I was reading a book the other day that claimed that the invasion of Southern France was one of the biggest strategic blunders of the Allies. Their reasoning was that the German forces in the South of France simply retreated without being encircled or destroyed, and the whole operation had no effect on the Normandy campaign. On the other hand, it stole resources from Italy and thus prevented a swift pursuit of German forces and allowed them time to get settled in on the Gothic Line, which the weaker Allied forces took months to break I wondered if the brains and knowledge of the members here would have any insight or opinion on this
No, it was not a strategic blunder. It did run into a few issues, mostly related to logistics. However, logistics was the factor that was hamstringing the main Allied effort in the western front as well. The allies had the shipping and material but getting it ashore and to the forward units was the chokepoint. The capture of the ports of Marseilles and Toulon and the rail system in southern France resulted in a third of all supplies coming into western Europe coming through those ports by early October. In September 1944 the supply situation was slowing and stalling the allied advance/pursuit in on the western front as well as in southern France. The logistical network captured during the operations in southern France in large part alleviated this. Plus, a large portion of France was liberated in several weeks, another front for the Germans to defend against was opened and German forces that could have been shifted to resist the main effort were tied up, reducing their defensive options against the main advance.
I read something like that with the James Holland book Italy's Sorrow and in a bio of Field Marshal Alexander. It looks like the juice wasn't worth the squeeze.
Marseilles alone was worth it from a logistical standpoint. For a commitment of less than 20 percent of the Allied effort on the ground it generated about one-third of the logistical throughput of the campaign in Europe. Without it and those forces landed there it is unlikely the Allies could have anchored their southern wing in Europe, which would have left the lower Rhine frontier Strasbourg to Basel and Geneva-La Rochelle open. The number of troops that would have had to be committed to secure that would have been unsupportable through northwest Europe.
Well 20% was my WAG without really digging. The Allies committed roughly six divisions, plus a rump airborne division to DRAGOON. By 15 August 1944, the UK had committed 16 divisions and the Americans 23 (including 2d French AD) in Normandy. So actually 15.4 percent of the troops committed to get one-third of the logistics onto the Continent. Well worth it and Italy was going to go nowhere very fast even if VI Corps and the CEF had stayed around longer.
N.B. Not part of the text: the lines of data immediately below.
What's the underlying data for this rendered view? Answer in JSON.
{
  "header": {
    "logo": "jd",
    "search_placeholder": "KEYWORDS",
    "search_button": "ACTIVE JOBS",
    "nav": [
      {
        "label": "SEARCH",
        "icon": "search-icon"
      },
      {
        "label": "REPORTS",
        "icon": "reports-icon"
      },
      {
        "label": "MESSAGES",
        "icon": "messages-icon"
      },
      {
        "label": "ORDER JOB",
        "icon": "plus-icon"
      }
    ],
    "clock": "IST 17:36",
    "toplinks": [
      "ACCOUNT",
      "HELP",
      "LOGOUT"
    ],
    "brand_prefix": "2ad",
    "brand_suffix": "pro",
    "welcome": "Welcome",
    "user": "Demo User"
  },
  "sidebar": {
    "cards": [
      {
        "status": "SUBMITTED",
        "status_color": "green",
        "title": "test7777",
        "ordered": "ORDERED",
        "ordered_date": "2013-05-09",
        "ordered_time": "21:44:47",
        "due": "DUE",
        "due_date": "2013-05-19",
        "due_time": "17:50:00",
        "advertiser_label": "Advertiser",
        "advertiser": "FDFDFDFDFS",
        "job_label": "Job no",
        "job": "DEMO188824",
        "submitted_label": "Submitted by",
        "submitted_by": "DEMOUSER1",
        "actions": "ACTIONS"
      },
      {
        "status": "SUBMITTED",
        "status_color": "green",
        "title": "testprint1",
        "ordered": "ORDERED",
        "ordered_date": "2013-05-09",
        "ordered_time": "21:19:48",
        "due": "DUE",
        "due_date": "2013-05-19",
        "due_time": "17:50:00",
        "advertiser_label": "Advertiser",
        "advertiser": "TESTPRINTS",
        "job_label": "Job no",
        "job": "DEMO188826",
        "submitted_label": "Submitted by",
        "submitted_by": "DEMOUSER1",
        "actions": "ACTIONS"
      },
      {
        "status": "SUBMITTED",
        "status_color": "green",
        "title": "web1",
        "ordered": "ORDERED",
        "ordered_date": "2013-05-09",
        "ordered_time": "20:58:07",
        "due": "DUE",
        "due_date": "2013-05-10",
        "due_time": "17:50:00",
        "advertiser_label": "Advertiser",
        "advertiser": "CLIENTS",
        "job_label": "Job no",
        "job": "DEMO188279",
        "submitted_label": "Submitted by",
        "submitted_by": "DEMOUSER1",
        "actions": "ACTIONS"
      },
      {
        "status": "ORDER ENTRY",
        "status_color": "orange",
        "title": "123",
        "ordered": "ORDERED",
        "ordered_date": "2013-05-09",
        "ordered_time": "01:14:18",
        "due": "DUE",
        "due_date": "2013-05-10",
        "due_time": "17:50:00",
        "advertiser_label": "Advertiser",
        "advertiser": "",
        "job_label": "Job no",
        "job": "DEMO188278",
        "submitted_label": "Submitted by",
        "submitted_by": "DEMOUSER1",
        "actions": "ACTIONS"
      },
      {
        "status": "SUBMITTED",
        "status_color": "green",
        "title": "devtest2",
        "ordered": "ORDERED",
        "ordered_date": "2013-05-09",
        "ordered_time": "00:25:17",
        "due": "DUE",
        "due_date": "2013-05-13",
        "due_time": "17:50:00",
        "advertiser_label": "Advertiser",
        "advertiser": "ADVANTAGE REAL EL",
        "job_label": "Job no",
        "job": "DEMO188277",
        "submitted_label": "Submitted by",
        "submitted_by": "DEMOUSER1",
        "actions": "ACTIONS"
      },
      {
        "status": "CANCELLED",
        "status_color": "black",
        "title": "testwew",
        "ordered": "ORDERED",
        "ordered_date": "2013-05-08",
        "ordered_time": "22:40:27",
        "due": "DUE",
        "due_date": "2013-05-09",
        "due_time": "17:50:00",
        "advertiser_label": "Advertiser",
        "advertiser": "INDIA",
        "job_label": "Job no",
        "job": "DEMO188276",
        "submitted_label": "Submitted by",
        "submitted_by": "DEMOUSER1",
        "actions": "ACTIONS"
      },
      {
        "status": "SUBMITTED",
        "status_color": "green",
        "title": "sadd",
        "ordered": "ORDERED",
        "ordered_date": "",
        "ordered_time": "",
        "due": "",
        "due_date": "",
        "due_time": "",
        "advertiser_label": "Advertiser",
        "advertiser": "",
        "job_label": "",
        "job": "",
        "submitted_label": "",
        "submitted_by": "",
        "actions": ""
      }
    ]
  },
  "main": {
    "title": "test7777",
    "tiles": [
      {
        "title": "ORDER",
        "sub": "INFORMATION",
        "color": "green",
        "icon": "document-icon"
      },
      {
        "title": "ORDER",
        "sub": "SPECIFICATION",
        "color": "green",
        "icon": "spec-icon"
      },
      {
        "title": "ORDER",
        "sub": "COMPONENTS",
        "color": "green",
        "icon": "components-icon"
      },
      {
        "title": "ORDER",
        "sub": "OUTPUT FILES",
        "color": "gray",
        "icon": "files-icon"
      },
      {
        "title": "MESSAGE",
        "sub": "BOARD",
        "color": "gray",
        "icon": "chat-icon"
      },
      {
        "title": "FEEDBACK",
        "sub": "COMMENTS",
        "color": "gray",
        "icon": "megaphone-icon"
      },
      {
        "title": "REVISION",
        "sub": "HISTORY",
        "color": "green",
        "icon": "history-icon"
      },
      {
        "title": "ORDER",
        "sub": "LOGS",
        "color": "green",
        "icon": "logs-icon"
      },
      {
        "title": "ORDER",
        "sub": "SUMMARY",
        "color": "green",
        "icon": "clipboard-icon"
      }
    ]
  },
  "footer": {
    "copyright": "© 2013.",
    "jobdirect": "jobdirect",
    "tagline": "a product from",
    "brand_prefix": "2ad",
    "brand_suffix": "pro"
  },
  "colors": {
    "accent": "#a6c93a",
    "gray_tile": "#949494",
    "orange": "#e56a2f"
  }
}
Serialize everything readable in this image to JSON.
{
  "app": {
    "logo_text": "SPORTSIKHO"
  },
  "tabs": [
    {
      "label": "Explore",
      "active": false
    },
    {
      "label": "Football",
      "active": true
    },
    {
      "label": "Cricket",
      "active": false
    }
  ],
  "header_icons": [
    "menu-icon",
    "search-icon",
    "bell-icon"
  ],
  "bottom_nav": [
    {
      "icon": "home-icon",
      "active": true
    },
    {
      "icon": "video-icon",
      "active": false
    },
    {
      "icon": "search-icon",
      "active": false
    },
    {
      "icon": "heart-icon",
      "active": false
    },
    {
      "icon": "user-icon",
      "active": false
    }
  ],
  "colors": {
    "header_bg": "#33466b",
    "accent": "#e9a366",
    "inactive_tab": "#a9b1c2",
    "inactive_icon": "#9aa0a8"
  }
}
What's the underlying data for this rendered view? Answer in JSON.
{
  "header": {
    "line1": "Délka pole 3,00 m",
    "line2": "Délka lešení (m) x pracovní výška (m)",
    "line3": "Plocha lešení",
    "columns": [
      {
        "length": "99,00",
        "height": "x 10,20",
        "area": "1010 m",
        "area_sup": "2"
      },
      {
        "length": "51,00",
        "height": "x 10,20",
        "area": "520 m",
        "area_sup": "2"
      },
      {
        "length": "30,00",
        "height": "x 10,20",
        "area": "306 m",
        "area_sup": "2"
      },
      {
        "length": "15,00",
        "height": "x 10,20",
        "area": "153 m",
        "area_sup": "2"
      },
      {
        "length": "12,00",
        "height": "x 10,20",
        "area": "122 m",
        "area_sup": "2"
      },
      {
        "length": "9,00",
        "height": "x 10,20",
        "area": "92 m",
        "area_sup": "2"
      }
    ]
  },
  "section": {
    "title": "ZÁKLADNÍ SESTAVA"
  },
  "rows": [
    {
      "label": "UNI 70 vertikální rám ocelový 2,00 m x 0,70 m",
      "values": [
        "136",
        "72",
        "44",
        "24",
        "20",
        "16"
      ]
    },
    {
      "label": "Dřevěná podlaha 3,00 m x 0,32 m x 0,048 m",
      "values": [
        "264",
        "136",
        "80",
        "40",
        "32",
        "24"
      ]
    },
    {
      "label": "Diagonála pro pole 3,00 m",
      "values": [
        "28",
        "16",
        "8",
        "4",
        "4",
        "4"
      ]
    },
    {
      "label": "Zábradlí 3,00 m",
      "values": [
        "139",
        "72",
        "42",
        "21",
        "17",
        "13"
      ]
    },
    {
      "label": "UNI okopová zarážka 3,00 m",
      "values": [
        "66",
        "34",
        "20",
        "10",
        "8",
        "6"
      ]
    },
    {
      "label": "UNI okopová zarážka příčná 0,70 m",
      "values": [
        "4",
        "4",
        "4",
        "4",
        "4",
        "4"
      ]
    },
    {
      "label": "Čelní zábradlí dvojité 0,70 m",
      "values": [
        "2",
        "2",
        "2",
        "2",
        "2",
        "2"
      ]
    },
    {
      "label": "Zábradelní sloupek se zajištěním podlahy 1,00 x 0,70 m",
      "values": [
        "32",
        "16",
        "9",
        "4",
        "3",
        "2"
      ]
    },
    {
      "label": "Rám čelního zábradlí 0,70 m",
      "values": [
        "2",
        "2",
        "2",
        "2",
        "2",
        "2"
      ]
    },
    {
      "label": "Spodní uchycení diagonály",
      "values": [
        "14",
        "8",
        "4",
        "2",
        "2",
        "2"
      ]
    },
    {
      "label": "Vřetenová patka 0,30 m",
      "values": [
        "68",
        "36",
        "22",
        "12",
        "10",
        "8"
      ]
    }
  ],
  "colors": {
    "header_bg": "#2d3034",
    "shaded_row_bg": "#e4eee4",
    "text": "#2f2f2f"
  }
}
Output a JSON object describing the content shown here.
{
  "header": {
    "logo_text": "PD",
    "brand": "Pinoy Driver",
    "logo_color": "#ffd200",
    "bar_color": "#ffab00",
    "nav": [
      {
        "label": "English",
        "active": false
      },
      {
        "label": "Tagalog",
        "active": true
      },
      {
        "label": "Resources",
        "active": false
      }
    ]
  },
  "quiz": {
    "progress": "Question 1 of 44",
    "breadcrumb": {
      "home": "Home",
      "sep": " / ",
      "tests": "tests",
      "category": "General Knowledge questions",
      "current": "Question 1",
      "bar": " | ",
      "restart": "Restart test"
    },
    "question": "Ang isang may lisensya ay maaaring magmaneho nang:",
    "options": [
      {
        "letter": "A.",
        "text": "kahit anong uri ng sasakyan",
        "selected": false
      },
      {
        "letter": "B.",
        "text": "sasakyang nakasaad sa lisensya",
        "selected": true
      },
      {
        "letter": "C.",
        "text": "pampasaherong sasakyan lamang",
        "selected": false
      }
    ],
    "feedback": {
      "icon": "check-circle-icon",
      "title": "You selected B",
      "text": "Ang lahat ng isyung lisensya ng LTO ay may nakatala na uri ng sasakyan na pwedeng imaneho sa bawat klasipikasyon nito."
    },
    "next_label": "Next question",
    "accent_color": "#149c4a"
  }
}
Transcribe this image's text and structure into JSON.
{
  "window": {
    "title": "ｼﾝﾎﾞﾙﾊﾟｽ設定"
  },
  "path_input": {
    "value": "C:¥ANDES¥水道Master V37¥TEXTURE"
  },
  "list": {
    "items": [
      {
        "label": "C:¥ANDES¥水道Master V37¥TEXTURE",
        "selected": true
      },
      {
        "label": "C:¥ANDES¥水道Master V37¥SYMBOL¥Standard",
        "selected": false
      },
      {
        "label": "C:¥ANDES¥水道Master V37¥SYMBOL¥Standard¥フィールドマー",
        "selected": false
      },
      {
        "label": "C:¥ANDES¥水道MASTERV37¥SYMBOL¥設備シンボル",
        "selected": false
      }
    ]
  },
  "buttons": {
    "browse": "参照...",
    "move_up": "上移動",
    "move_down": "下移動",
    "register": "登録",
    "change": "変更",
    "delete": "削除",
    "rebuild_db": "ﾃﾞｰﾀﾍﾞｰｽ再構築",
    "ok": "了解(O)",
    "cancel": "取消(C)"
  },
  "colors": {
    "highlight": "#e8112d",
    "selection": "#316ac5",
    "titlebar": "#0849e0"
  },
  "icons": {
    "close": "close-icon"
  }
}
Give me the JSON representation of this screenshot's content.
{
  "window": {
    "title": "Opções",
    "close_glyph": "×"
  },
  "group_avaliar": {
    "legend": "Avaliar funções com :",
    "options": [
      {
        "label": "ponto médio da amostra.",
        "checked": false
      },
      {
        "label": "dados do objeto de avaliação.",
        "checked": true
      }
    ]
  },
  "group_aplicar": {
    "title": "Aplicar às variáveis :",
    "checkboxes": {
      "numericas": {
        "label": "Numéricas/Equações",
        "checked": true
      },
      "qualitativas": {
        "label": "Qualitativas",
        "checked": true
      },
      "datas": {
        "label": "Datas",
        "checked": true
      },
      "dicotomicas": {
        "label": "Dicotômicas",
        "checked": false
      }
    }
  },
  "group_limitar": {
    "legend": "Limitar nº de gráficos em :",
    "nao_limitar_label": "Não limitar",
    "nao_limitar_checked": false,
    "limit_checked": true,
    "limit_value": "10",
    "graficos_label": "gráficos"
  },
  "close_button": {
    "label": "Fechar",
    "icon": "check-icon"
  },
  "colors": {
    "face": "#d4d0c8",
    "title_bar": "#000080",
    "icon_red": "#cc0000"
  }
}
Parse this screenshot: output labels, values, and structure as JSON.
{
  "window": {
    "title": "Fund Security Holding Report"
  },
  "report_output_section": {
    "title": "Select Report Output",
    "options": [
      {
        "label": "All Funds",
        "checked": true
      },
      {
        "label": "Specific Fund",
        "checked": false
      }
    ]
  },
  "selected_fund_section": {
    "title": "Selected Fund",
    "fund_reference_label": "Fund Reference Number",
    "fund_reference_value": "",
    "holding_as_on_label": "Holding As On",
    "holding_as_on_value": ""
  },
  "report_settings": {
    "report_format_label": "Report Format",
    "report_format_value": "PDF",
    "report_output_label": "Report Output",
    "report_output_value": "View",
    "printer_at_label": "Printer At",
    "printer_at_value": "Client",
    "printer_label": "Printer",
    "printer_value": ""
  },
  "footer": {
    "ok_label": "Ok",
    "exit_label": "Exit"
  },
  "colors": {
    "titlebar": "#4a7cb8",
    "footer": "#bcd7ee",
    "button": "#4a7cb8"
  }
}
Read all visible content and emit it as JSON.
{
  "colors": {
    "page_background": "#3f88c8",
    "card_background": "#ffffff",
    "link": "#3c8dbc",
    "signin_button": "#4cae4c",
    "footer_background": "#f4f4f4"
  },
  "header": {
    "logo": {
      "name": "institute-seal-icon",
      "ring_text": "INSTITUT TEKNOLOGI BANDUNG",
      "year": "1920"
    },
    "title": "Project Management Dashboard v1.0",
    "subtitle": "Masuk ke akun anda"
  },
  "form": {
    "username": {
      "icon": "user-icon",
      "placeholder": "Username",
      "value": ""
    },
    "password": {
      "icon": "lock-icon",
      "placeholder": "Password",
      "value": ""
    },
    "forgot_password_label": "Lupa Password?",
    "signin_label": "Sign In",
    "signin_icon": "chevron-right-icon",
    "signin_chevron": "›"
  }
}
Perhaps the question should be whether continuing the Italian campaign was worthwhile once the main Allied forces were established in France. France was the decisive theater, where the full force of Allied, especially American, armies could be brought to bear and could advance into Germany. As others have noted, Anvil and particularly Marseilles were vital to the support of the main effort. Most of the value of the Italian campaign had been achieved by the end of 1943: Italy was out of the war, indeed on the Allied side. Germany had had to replace Italian troops in their occupied territories. The Allies could supply and support the Yugoslav partisans. Their air forces had opened a southern front. Sardinia and Corsica, vital bases for the invasion of France, had fallen into Allied hands almost by default, giving no indication of the Allies' next move. Around twenty German divisions were tied down in Italy - by around twenty Allied divisions with vastly greater supporting elements and logistic requirements. Italy was some of the best defensive terrain in Europe, the worst place for a mechanized army to try to sustain an offensive.
In the book that inspired my post, the author wanted Italy cleared out so Western Allied troops could be further into Central Europe by the war's end, which in his view would have meant the Iron Curtain would be further east. Personally I do not believe this for a moment. Even had Italy fallen sooner and the forces there had been able to pass the Alps with impunity, their only real destinations were Austria (Western side of the curtain historically) or Yugoslavia (good luck stopping Tito)
That was part of the rationale for pressing the advance up Italy, but it would have made clear to Stalin that his allies were more interested in forestalling him than in defeating the common enemy. Good point about Tito. While he was glad to accept the western Allies' support, he was equally determined not to let them make any significant move into Yugoslavia. When the British set up a small base on the Adriatic coast, Tito insisted that it be withdrawn. There was also a standoff when Allied forces finally reached Trieste. You never get something for nothing. Greater emphasis on Italy would be at the expense of the main campaign through France and into Germany, especially if, as this author suggests, they omitted the landings in southern France. The Allies would have been remarkably foolish if trying to gain a foothold in Yugoslavia allowed Stalin to penetrate deeper into Germany.
Carronade and Ricky have already mentioned the Alps. If sufficient forces were left in Italy, having eventually cleared the north of Italy, the only possible directions then were west, where of course Anvil could have landed many, many months earlier, or east, toward Hungary, but not north, crossing the Alps in any force being unlikely. Could the Allies have there made a penetration into Central Europe before the Russians? With supplies coming from Genoa? Dead end.